The Netherlands, July 2015

Peace Palace, The Hague. Built by the famous American entrepreneur Andrew Carnegie in 1905. The idea of a “Peace Palace” where international disputes would be settled came out of a conversation between an American and Russian diplomat in 1900. Upon the request of the American diplomat, Carnegie built the “Peace Palace,” and it has since been a monument and pilgrimage site for thinkers and writers interested in diplomacy and international law. I was also quite fit and slim at that time, as opposed to now.
International Criminal Court (ICC) at The Hague. Although limited in jurisdiction due to major power politics, the ICC still carries quite a bit of psychological and social clout if used in a smart way.
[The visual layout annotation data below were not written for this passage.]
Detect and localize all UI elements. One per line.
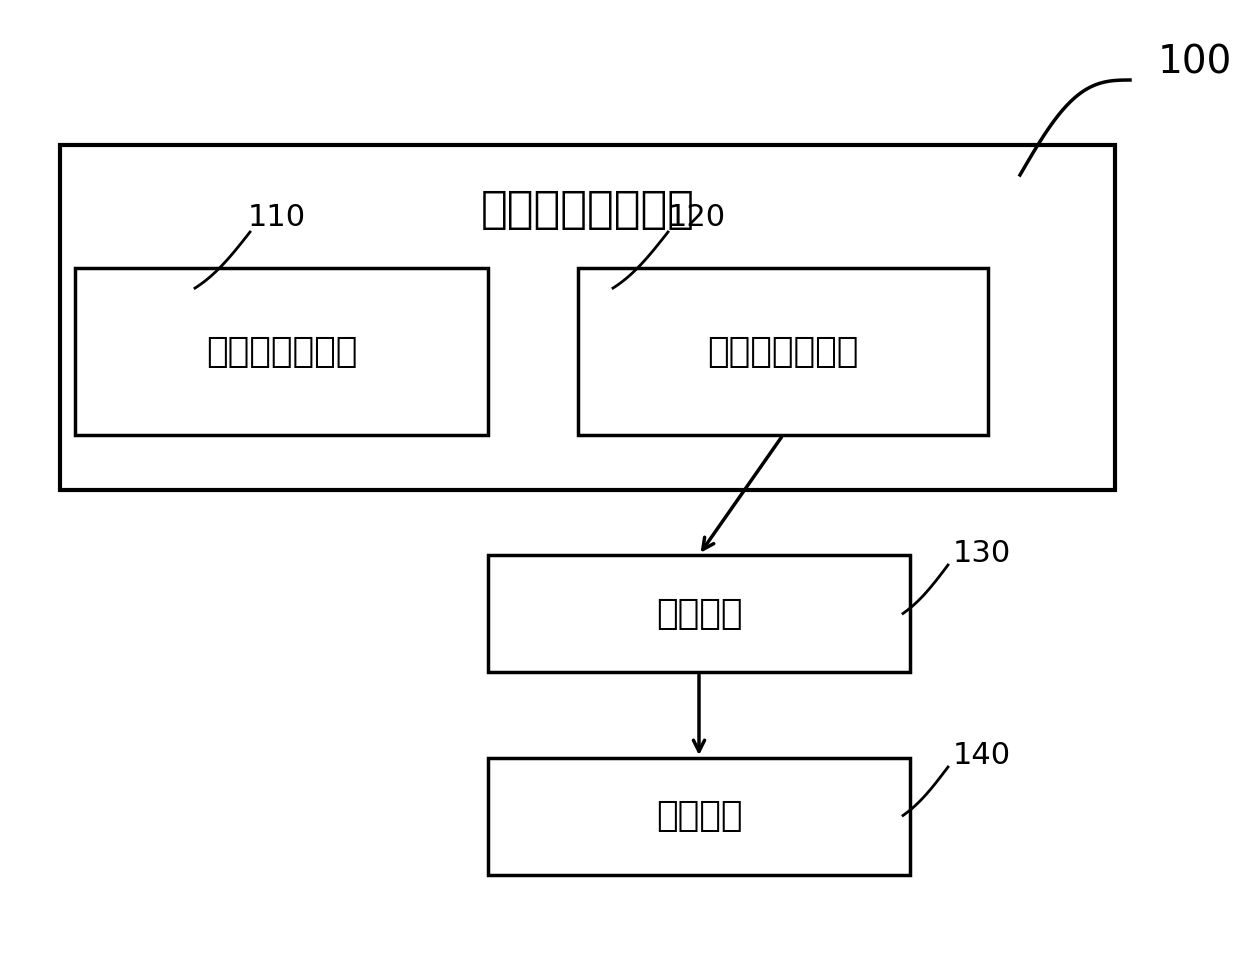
Text: 120: 120 xyxy=(668,203,727,232)
Text: 140: 140 xyxy=(954,741,1011,770)
Text: 超声骨密度仪探头: 超声骨密度仪探头 xyxy=(481,188,694,232)
Text: 超声波接收模块: 超声波接收模块 xyxy=(707,334,858,368)
Text: 超声波发射模块: 超声波发射模块 xyxy=(206,334,357,368)
Text: 显示模块: 显示模块 xyxy=(656,800,743,834)
Bar xyxy=(489,758,910,875)
Text: 130: 130 xyxy=(954,538,1012,567)
Text: 100: 100 xyxy=(1158,43,1233,81)
Bar xyxy=(74,268,489,435)
Bar xyxy=(60,145,1115,490)
Text: 110: 110 xyxy=(248,203,306,232)
Bar xyxy=(578,268,988,435)
Text: 判定模块: 判定模块 xyxy=(656,596,743,631)
Bar xyxy=(489,555,910,672)
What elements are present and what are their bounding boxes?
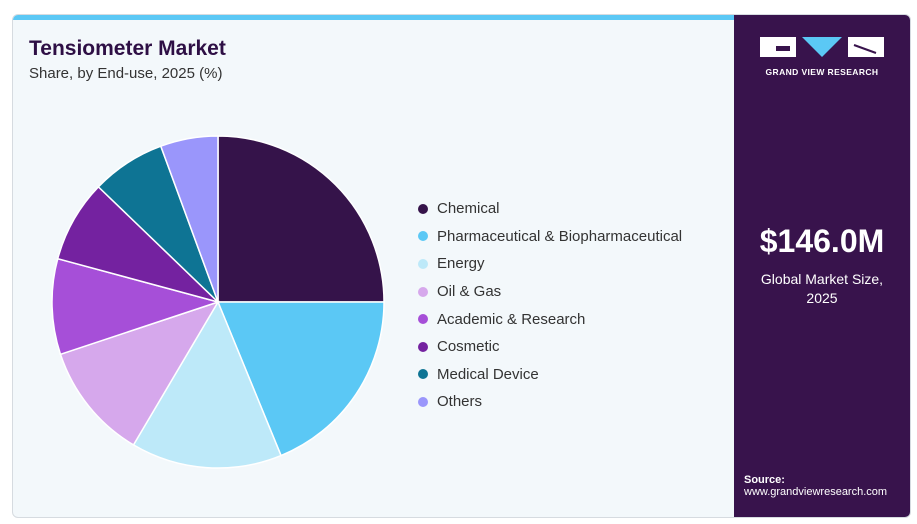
legend-label: Energy [437, 255, 485, 273]
legend-dot-icon [418, 341, 428, 352]
chart-card: Tensiometer Market Share, by End-use, 20… [12, 14, 911, 518]
caption-line-1: Global Market Size, [760, 271, 884, 287]
legend-label: Chemical [437, 200, 500, 218]
pie-slice-chemical [217, 135, 385, 303]
legend-dot-icon [418, 258, 428, 269]
grand-view-research-logo [760, 37, 884, 57]
legend-label: Cosmetic [437, 338, 500, 356]
pie-slice-energy [132, 300, 283, 469]
legend-label: Pharmaceutical & Biopharmaceutical [437, 227, 683, 245]
legend-item: Energy [418, 250, 682, 278]
legend-item: Others [418, 388, 682, 416]
pie-slice-oil-gas [59, 300, 220, 446]
legend-item: Academic & Research [418, 305, 682, 333]
pie-slice-academic-research [51, 257, 221, 356]
market-size-value: $146.0M [759, 223, 885, 259]
legend-label: Medical Device [437, 365, 539, 383]
pie-slice-others [159, 135, 219, 303]
legend-dot-icon [418, 203, 428, 214]
market-size-caption: Global Market Size, 2025 [734, 270, 910, 308]
legend-item: Chemical [418, 195, 682, 223]
source-url[interactable]: www.grandviewresearch.com [744, 486, 888, 498]
caption-line-2: 2025 [806, 290, 838, 306]
legend-dot-icon [418, 396, 428, 407]
legend-dot-icon [418, 231, 428, 242]
legend-dot-icon [418, 286, 428, 297]
chart-title: Tensiometer Market [29, 37, 226, 60]
legend-item: Oil & Gas [418, 278, 682, 306]
legend-item: Cosmetic [418, 333, 682, 361]
source: Source: www.grandviewresearch.com [744, 474, 887, 498]
legend-label: Academic & Research [437, 310, 586, 328]
legend-item: Pharmaceutical & Biopharmaceutical [418, 223, 682, 251]
accent-bar [13, 15, 734, 20]
legend-dot-icon [418, 314, 428, 325]
brand-name: GRAND VIEW RESEARCH [765, 67, 879, 77]
legend-label: Others [437, 393, 483, 411]
chart-subtitle: Share, by End-use, 2025 (%) [29, 65, 223, 82]
summary-panel: GRAND VIEW RESEARCH $146.0M Global Marke… [734, 15, 910, 517]
legend-item: Medical Device [418, 361, 682, 389]
source-label: Source: [744, 474, 785, 486]
pie-slice-pharmaceutical-biopharmaceutical [216, 301, 385, 457]
legend-dot-icon [418, 369, 428, 380]
legend: Chemical Pharmaceutical & Biopharmaceutic… [418, 195, 682, 416]
pie-chart [51, 135, 385, 469]
legend-label: Oil & Gas [437, 283, 502, 301]
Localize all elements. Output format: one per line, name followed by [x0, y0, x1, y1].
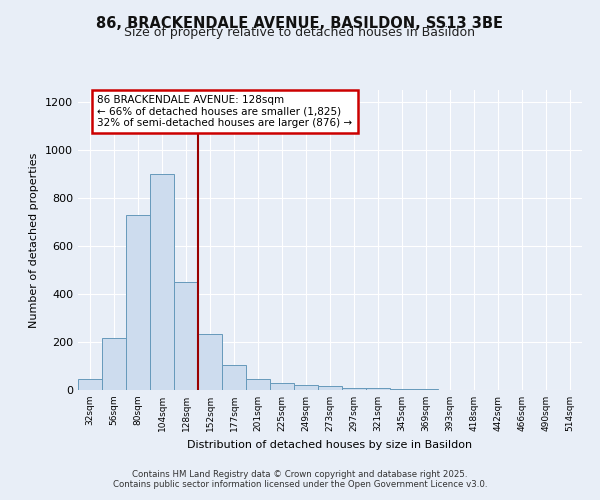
Text: Contains HM Land Registry data © Crown copyright and database right 2025.: Contains HM Land Registry data © Crown c…	[132, 470, 468, 479]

Nieuwe Kerk, located in the heart of The Hague where the gravesite of Baruch Spinoza is located. Spinoza was one of the most powerful idealist philosophers of the Western tradition. Known for being excommunicated from his Jewish community in Amsterdam for his eccentric and esoteric views, Spinoza is one of the least appreciated philosophers of the Western tradition. Bertrand Russell famously said that the philosopher who was dearest to his heart was Spinoza. Aside from his work on ethics for which he is most known for, Spinoza deserves a lot of credit for ingraining the concept of predestination in the Western philosophical tradition.